Starter turns just as fast with charger as without charger, or good battery. The coil was replaced thinking it was a weak coil.
I am sooooo confused.
Hank
I could be the valves need adjusting, there is a compression release on most small engines that allow for easier starting but the valves have to be adjusted to specs for it work properly. The added amperage from the additional battery might be enough to over come the extra compression. I've got an old riding mower with a twin cylinder B&S engine and it takes a three year battery to start it when the engine is hot, the one year batteries just don't have enough cranking amps. Check out some small engine forums.

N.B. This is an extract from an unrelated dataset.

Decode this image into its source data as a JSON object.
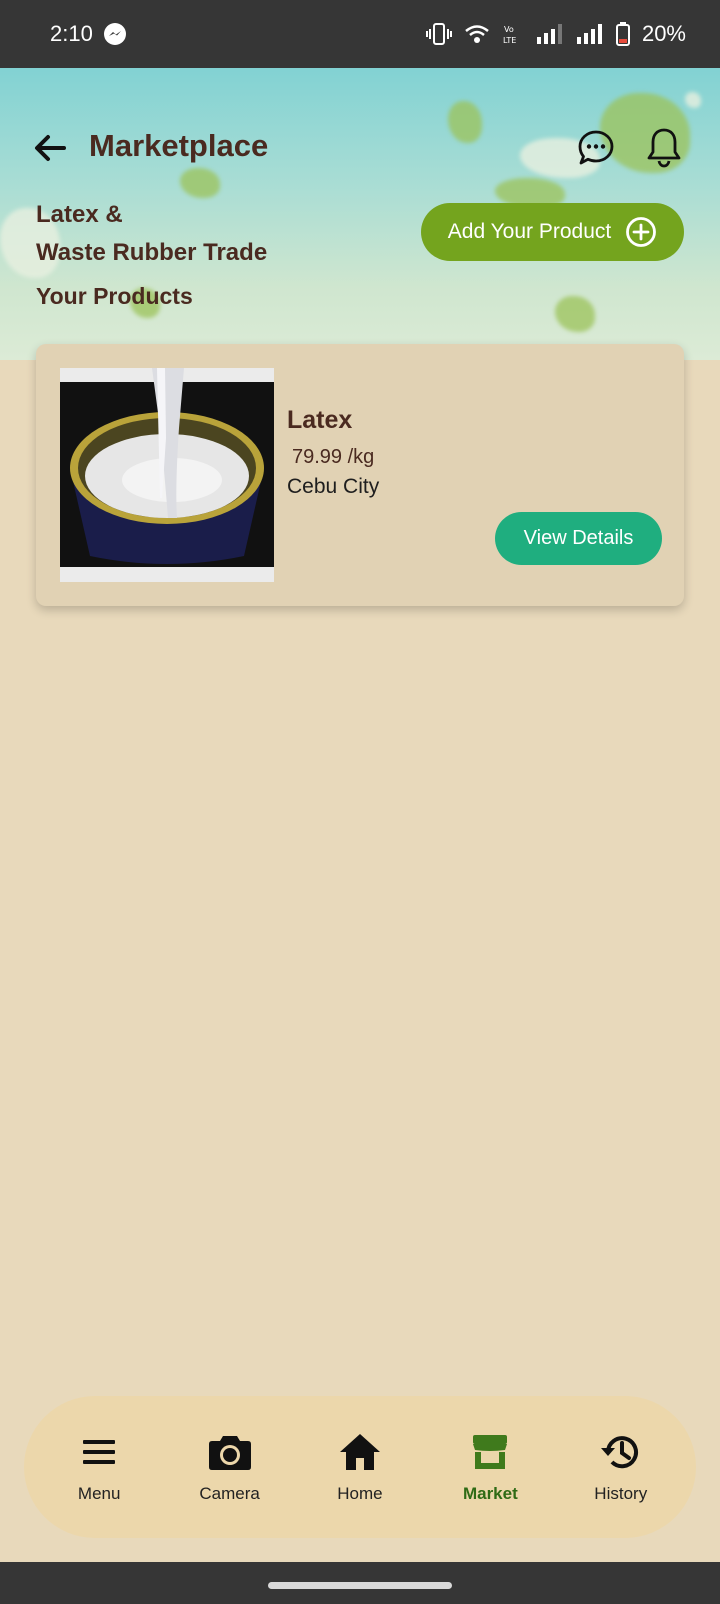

And it PMO that I can buy a car battery cheaper than the dinky battery for my riding lawnmower.
I believe we've had the compression release debate before. It's common for engines that are started manually. I'm skeptical his atv has one but a look at an ipb would tell. Need the model number.
It sounds like a pretty strange problem. I would try taking some voltage measurements while cranking. At the battery and also at the ignition module. Most likely the 12v positive enters the ignition system at the module. As well as pull a plug and watch it for spark.
On my bike those all won't let it crank either. I've not seen a safety device that lets you crank the engine but prevents it from starting. That would be sort of stupid as the operator could easily run the battery down.
I vote for a bad battery
I had a "dragging starter" once. Armature bushings were bad and this seemed to cause problems. The starter and cable would get hot, acting foolishly.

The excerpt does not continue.